S'il a prouvé quelque chose, au cours de ses longues années de bataille judiciaire, c'est que le prince Harry ne se laisse pas impressionner. Il l'a encore répété, plus tôt ce mois-ci, lors d'un évènement en partenariat avec le New York Times. Evoquant son affrontement imminent avec le groupe News Group Newspapers (NGN) du milliardaire Rupert Murdoch, pour des allégations de piratage électronique de sa messagerie vocale par des journalistes et des détectives privés, le duc de Sussex n'esquive pas les questions.
Voilà près de 30 ans que le groupe de tabloïds, qui édite le Sun et le disparu News of the World, aurait piraté le téléphone portable et la boîte vocale du jeune prince pour la première fois, en 1996. Mais plutôt que de suivre les traces des acteurs Hugh Grant et Sienna Miller, d'autres victimes présumées, qui ont choisi de régler l'affaire à l'amiable et à coups de millions de dollars, Harry a préféré d'affronter la machine Murdoch. Déterminé à aller jusqu'au bout. Quitte, inévitablement, à en pâtir financièrement.
«Pour lui, c'est une question de principe», analyse Mark Stephens, avocat britannique au sein du cabinet londonien Howard Kennedy, au média américain Puck. «Harry a clairement fait savoir qu'il n'était pas là pour couvrir ses frais. Il veut que l'on rende des comptes. Il a le sentiment que sa vie a été envahie, que cela a eu un impact sur ses relations avec les autres. Et puis, si l'on ajoute à cela la façon dont les médias ont traité la princesse Diana, sa mère, on commence à comprendre.»

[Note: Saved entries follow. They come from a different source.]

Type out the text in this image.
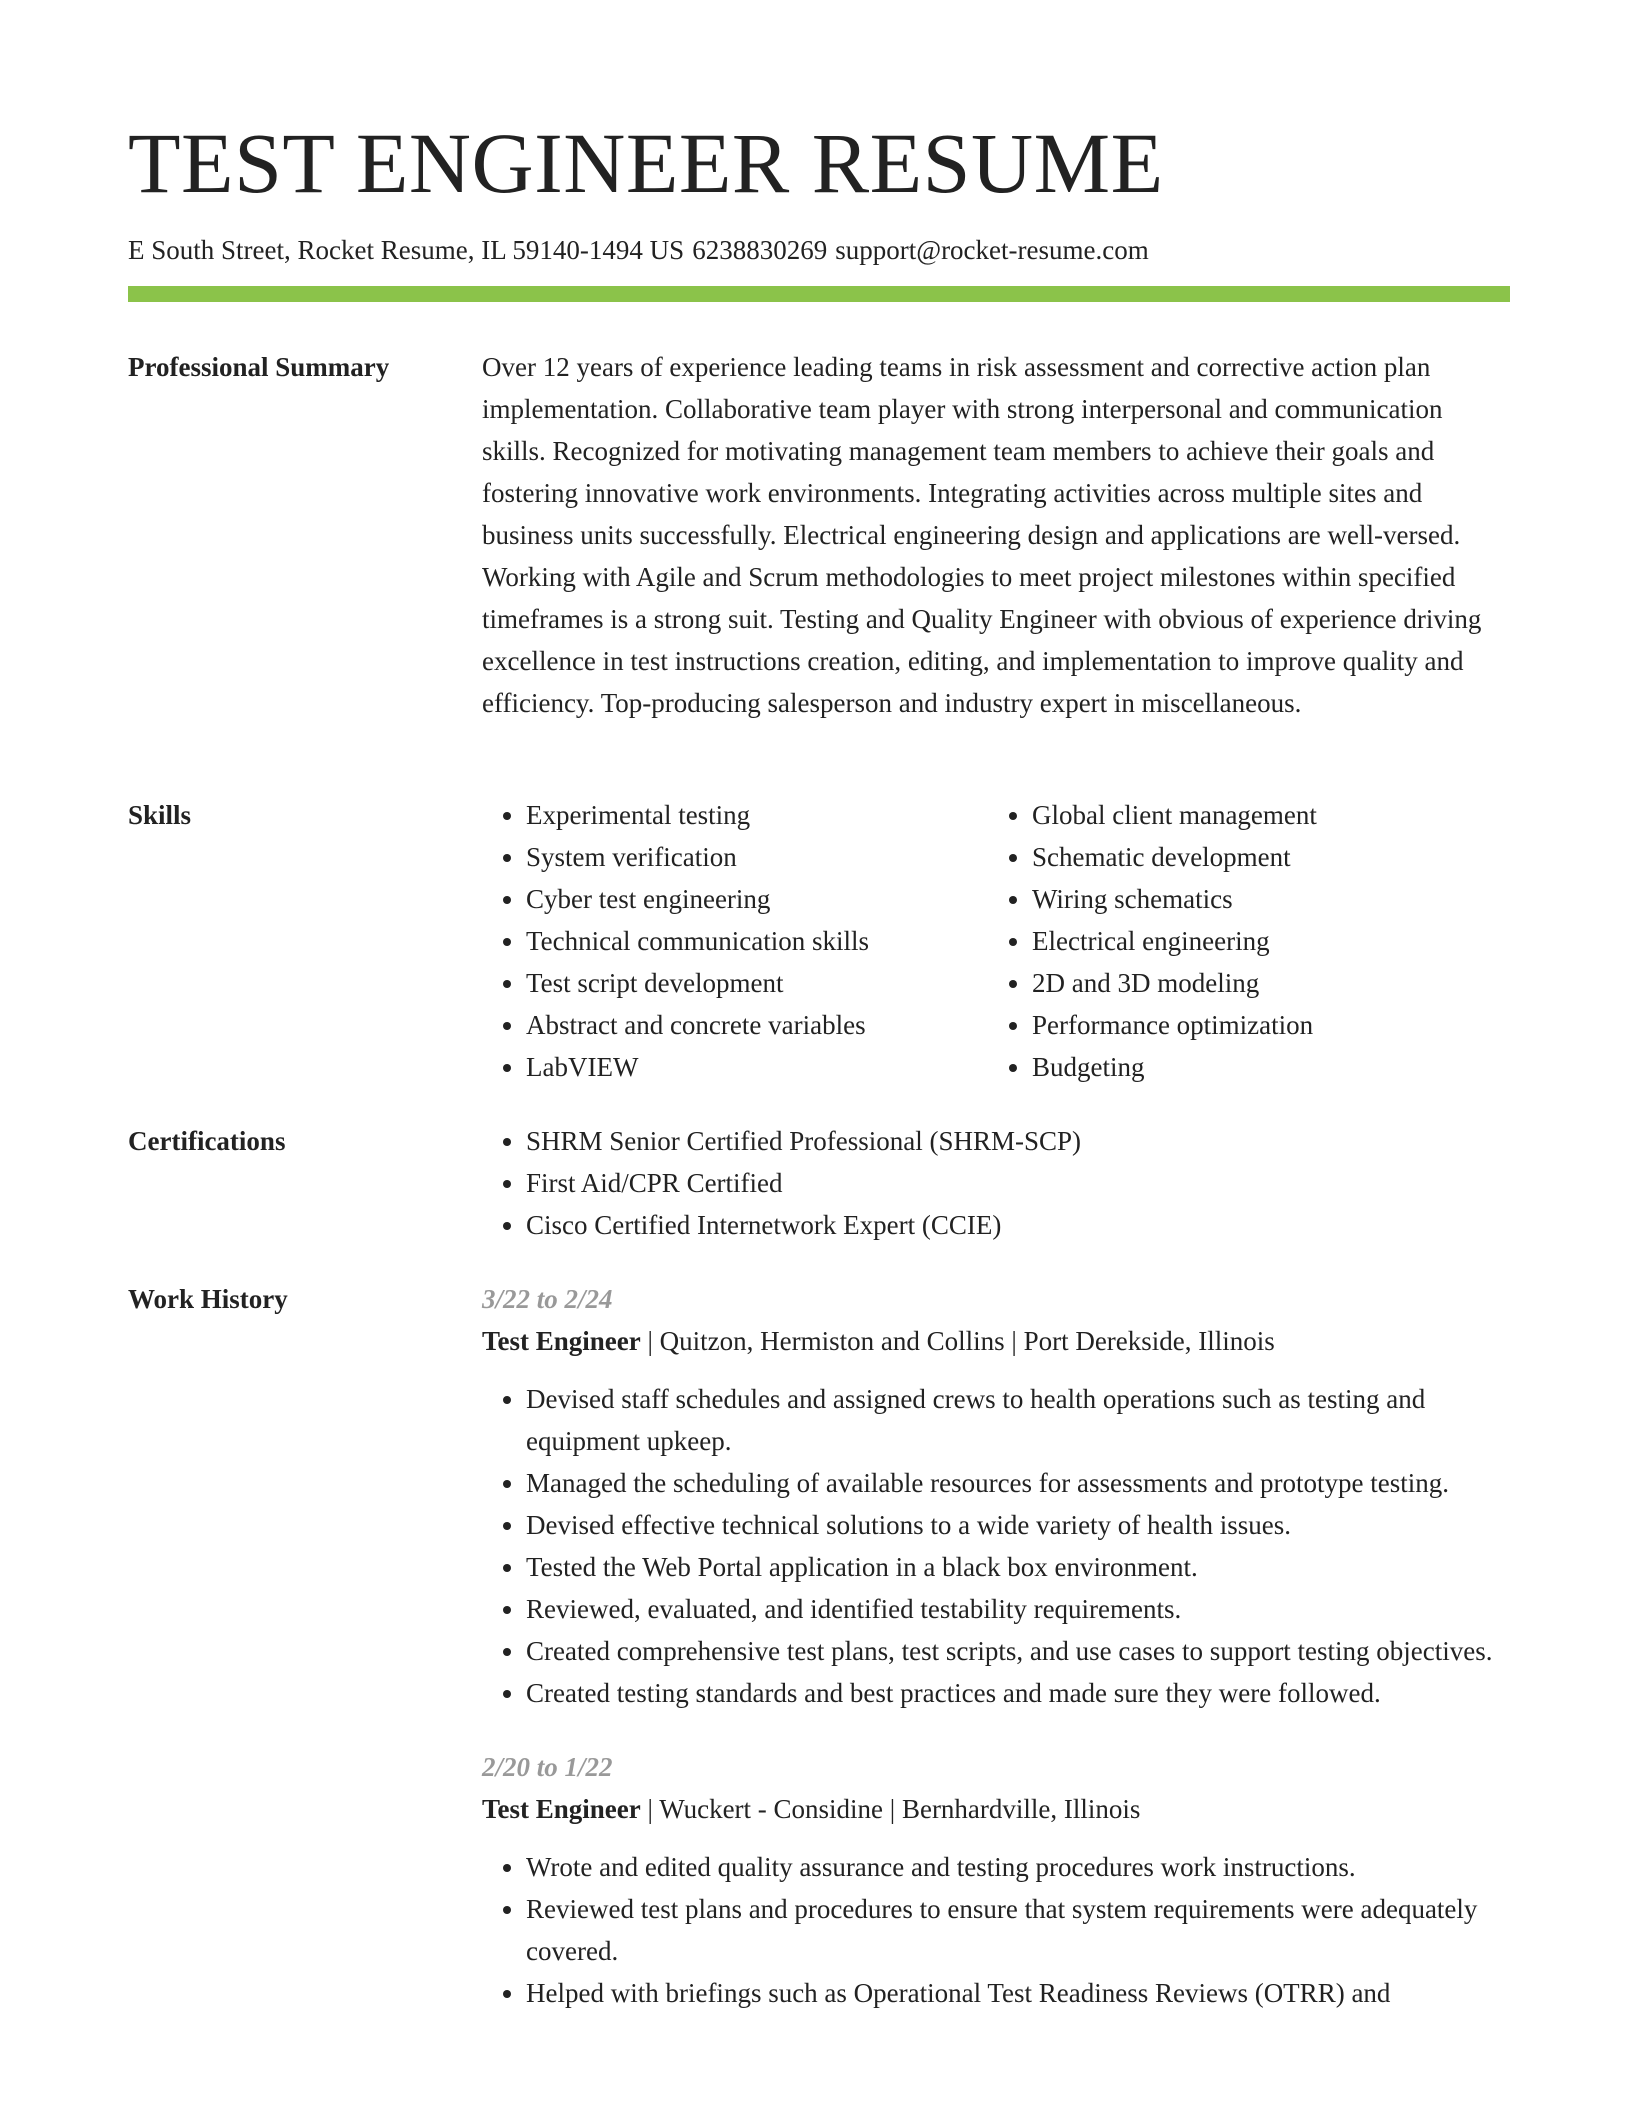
TEST ENGINEER RESUME
E South Street, Rocket Resume, IL 59140-1494 US 6238830269 support@rocket-resume.com
Professional Summary	Over 12 years of experience leading teams in risk assessment and corrective action plan implementation. Collaborative team player with strong interpersonal and communication skills. Recognized for motivating management team members to achieve their goals and fostering innovative work environments. Integrating activities across multiple sites and business units successfully. Electrical engineering design and applications are well-versed. Working with Agile and Scrum methodologies to meet project milestones within specified timeframes is a strong suit. Testing and Quality Engineer with obvious of experience driving excellence in test instructions creation, editing, and implementation to improve quality and efficiency. Top-producing salesperson and industry expert in miscellaneous.

Skills	• Experimental testing
• System verification
• Cyber test engineering
• Technical communication skills
• Test script development
• Abstract and concrete variables
• LabVIEW
• Global client management
• Schematic development
• Wiring schematics
• Electrical engineering
• 2D and 3D modeling
• Performance optimization
• Budgeting
Certifications	• SHRM Senior Certified Professional (SHRM-SCP)
• First Aid/CPR Certified
• Cisco Certified Internetwork Expert (CCIE)
Work History	3/22 to 2/24
Test Engineer | Quitzon, Hermiston and Collins | Port Derekside, Illinois
• Devised staff schedules and assigned crews to health operations such as testing and equipment upkeep.
• Managed the scheduling of available resources for assessments and prototype testing.
• Devised effective technical solutions to a wide variety of health issues.
• Tested the Web Portal application in a black box environment.
• Reviewed, evaluated, and identified testability requirements.
• Created comprehensive test plans, test scripts, and use cases to support testing objectives.
• Created testing standards and best practices and made sure they were followed.
2/20 to 1/22
Test Engineer | Wuckert - Considine | Bernhardville, Illinois
• Wrote and edited quality assurance and testing procedures work instructions.
• Reviewed test plans and procedures to ensure that system requirements were adequately covered.
• Helped with briefings such as Operational Test Readiness Reviews (OTRR) and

Si le procès tournera autour de la manière dont une poignée de détectives privés engagés par des journalistes a pu obtenir illégalement des informations sur Harry qui n'étaient pas dans le domaine public, un autre pan important sera consacré à la prescription de la plainte du duc de Sussex. En effet, selon News Group, Harry était au courant de la possibilité de faire valoir ses droits depuis plus de six ans - et celle-ci serait donc prescrite.
A la question de la prescription s'ajoute une autre couche de complexité, car le procès devra aussi aborder certains prétendus «accords secrets» entre la société de Rupert Murdoch et le palais de Buckingham.
Une sorte de contrat censé garantir une couverture médiatique favorable à l'héritier du trône, le prince William. En échange de quoi, les membres de la famille royale - William et Harry - auraient convenu de ne pas engager de poursuites judiciaires contre News Group.
Si Harry doit à nouveau témoigner à la barre (une perspective qui fait déjà crisser des dents Charles III, alors que son fils est devenu, en juin 2023, le premier membre de la famille royale britannique à se rendre au tribunal en plus 130 ans, dans le cadre d'un autre procès), chaque camp n'est pas d'accord sur le temps nécessaire pour cuisiner le prince en soif de justice.
L'avocat Anthony Hudson, qui défend News Group, a déclaré qu'il lui faudrait pas moins de «quatre jours» pour interroger le duc, sur pas moins de 30 articles de presse différents, qui, selon le prince, seraient basés sur des informations obtenues illégalement - informations que le groupe affirme, de son côté, tenir de sources parfaitement légitimes et secrètes.
De son côté, l'avocat du duc de Sussex, David Sherborne, a déclaré que, même si son client «apprécierait» passer quatre jours à témoigner, «un jour et demi» devrait amplement suffire. Quoi qu'il en soit, le procès est censé durer deux mois et devrait voir une foule de témoins se succéder, parmi lesquels des rédacteurs en chef de l'époque, des journalistes et plusieurs personnalités «éminentes» du monde des médias.
En attendant ce nouveau rendez-vous judiciaire à la Haute Cour de Londres, du côté des Windsor, on ronge son frein avec une certaine «nervosité». C'est du moins ce qu'affirme le spécialiste de royauté Richard Fitzwilliams à la chaîne GB News. «Le procès sera sensationnel, tout comme l'a été sa dernière apparition à la barre des témoins.»
«Bien que Harry ait deux affaires judiciaires en cours, il semble qu'il y ait une certaine nervosité quant à ce qu'il pourrait dire lors des contre-interrogatoires ou devant ses avocats qui pourraient impliquer le monarque», poursuit l'expert.
Sans doute rien ne plus, toutefois, qui ne puisse aggraver encore davantage la situation entre le fils du roi et sa royale famille. Déjà au point mort.